雨男ってよく言われます。音楽、映画、雑感とか

手帳

目新しいものが好きだ。こんな性格は、間違いなく母から受け継いだのだと思う。ある日、学校から帰ると、母が高圧スチーム的な洗浄機を開封していた。通販でよく見る水圧で汚れ落とすやつ。使ってみたら思ったより汚れが落ちず「なんやこれ」ってなった。でもなんかそれが面白くて、みんなで「みずでっぽうやん」とかいってゲラゲラ笑っていた。

母がそんなんだから、家はモノで溢れてた。ただ、なんとなくだが、いらないものは1つもなかった気がしている。満足したものであれ、使ってないものであれ。父は不満げであったが。

最近、研究をしていて、自分はとりあえず目新しいトピックに食いついてしまって、研究の主軸がないなあと感じることがある。研究でもモノが溢れていて整理できていないのだ。こんなとこも母のせいにするのは忍びないが、そう思ってしまうものはしょうがない。博論書くまではなんとか腰を据えていきたいのだが。

 

今日、母が死んでおよそ2年がたち、三回忌を行った。本当にあっという間だった。親戚との会食の後に、実家に寄った。父が掃除して小綺麗になった実家は、なんとなく寂しさをたずさえて、ひっそりと佇んでいた。あの溢れていたモノたちは、いったいどこへいったのだろう。

ふと、母の手帳を見つけた。といっても、超がつくほどのめんどくさがりの母は、最初の月だけフレッセイ(群馬のローカルスーパー)の特売日情報などを書き込んだのみで、使った様子はない。多分年度始めに書店で見かけて勢いで買ったんだろう(しかも謎に3年間使えるやつ)。いかにも母らしい使い方だ。その手帳のなんとも情けない姿に、なんとなくほっとする。

でも、パラパラとページをめくると、ほぼガラ空きのカレンダーに、丁寧な字で書き込んである箇所を見つけた。家族や友人の誕生日だ。3年間分、しっかり書き込んであった。ああ、そうだったよなと思い出す。たとえ勢いで買った手帳であっても、まず最初に書き込むのは、大切な人の誕生日で、母はどうしようもなくそんな人でもあったのだ。

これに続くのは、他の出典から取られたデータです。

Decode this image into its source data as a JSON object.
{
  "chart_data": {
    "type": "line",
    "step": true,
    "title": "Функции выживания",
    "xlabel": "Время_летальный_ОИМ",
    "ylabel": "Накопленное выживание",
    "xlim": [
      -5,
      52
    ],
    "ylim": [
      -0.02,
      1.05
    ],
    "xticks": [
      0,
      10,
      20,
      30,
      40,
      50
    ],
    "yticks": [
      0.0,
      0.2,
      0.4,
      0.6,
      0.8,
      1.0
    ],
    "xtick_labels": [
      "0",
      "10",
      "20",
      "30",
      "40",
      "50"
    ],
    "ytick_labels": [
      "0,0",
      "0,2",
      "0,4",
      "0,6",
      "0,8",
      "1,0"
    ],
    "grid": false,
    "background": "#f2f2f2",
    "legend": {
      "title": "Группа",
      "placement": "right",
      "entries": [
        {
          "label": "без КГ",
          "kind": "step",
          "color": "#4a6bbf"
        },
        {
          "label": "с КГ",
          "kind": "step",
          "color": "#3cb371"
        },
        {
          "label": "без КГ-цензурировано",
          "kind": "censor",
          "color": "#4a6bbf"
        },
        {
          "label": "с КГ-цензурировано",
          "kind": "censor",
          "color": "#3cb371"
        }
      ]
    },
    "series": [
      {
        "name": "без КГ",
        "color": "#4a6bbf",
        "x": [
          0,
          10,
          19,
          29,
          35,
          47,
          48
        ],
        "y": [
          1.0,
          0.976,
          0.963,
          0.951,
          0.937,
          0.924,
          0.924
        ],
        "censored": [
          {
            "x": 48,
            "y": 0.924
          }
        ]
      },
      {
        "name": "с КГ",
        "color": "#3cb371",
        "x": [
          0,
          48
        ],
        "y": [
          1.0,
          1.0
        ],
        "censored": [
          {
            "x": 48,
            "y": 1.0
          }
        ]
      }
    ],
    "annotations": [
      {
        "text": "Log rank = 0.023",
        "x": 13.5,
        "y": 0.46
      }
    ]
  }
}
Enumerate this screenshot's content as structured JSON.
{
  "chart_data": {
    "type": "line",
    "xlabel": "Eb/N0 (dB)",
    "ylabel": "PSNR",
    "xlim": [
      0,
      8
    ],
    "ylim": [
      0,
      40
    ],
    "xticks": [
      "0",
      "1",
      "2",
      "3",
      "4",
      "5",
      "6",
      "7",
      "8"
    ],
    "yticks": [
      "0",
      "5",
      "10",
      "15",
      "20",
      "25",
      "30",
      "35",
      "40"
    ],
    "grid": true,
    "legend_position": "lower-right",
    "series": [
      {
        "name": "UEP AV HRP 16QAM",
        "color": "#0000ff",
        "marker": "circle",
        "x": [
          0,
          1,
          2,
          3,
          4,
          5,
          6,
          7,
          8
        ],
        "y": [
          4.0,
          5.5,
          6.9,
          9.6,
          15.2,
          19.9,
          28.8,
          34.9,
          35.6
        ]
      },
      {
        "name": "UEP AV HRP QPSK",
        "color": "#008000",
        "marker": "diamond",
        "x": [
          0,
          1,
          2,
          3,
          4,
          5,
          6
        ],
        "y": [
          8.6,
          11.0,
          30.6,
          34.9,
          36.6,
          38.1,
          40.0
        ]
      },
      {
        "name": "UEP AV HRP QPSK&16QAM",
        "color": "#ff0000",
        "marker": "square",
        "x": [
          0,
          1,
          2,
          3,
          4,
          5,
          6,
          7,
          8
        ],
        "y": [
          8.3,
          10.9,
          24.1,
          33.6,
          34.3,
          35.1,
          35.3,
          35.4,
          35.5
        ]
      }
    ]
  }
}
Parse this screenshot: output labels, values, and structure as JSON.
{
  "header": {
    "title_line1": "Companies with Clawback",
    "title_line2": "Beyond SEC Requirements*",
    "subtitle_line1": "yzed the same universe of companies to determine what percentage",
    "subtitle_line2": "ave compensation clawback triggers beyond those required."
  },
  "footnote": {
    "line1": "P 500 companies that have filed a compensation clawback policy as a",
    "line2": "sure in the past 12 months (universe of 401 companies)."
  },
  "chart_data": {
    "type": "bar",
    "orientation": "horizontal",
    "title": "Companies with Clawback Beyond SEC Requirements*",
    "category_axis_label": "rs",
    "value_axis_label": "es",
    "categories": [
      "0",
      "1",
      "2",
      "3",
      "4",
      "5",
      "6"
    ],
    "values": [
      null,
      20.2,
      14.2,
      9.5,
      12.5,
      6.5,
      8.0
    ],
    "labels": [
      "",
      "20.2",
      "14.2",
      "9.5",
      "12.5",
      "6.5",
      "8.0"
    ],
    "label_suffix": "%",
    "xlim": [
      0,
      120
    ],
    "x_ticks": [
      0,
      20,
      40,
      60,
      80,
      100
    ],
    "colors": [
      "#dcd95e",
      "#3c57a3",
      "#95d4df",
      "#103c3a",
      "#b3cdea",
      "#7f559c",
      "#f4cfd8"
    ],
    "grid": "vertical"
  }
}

母は、溢れるモノたちに、そうやって一つ一つ愛を吹き込んでいた。みずでっぽうになった高圧スチームも、予定ガラ空きの手帳も、商品本来の姿ではないかもしれないけれど、母の愛に溢れていた。やはり母は、いらないものなど何一つ買っていなかったのだ。私は、そんな母が大好きだった。

なんとなく、自分の研究にもそうやって関わっていけばいいのだと思った。関わってきたトピックに、今自分ができる精一杯の愛を。たとえそれが情けない姿であったとしても。そういう人でありたいと思った。

遺影のなかの母は、「たまたま誕生日思いついただけじゃ」とでも言いたげに、照れ隠しのような笑みを浮かべて、いつまでも笑っていた。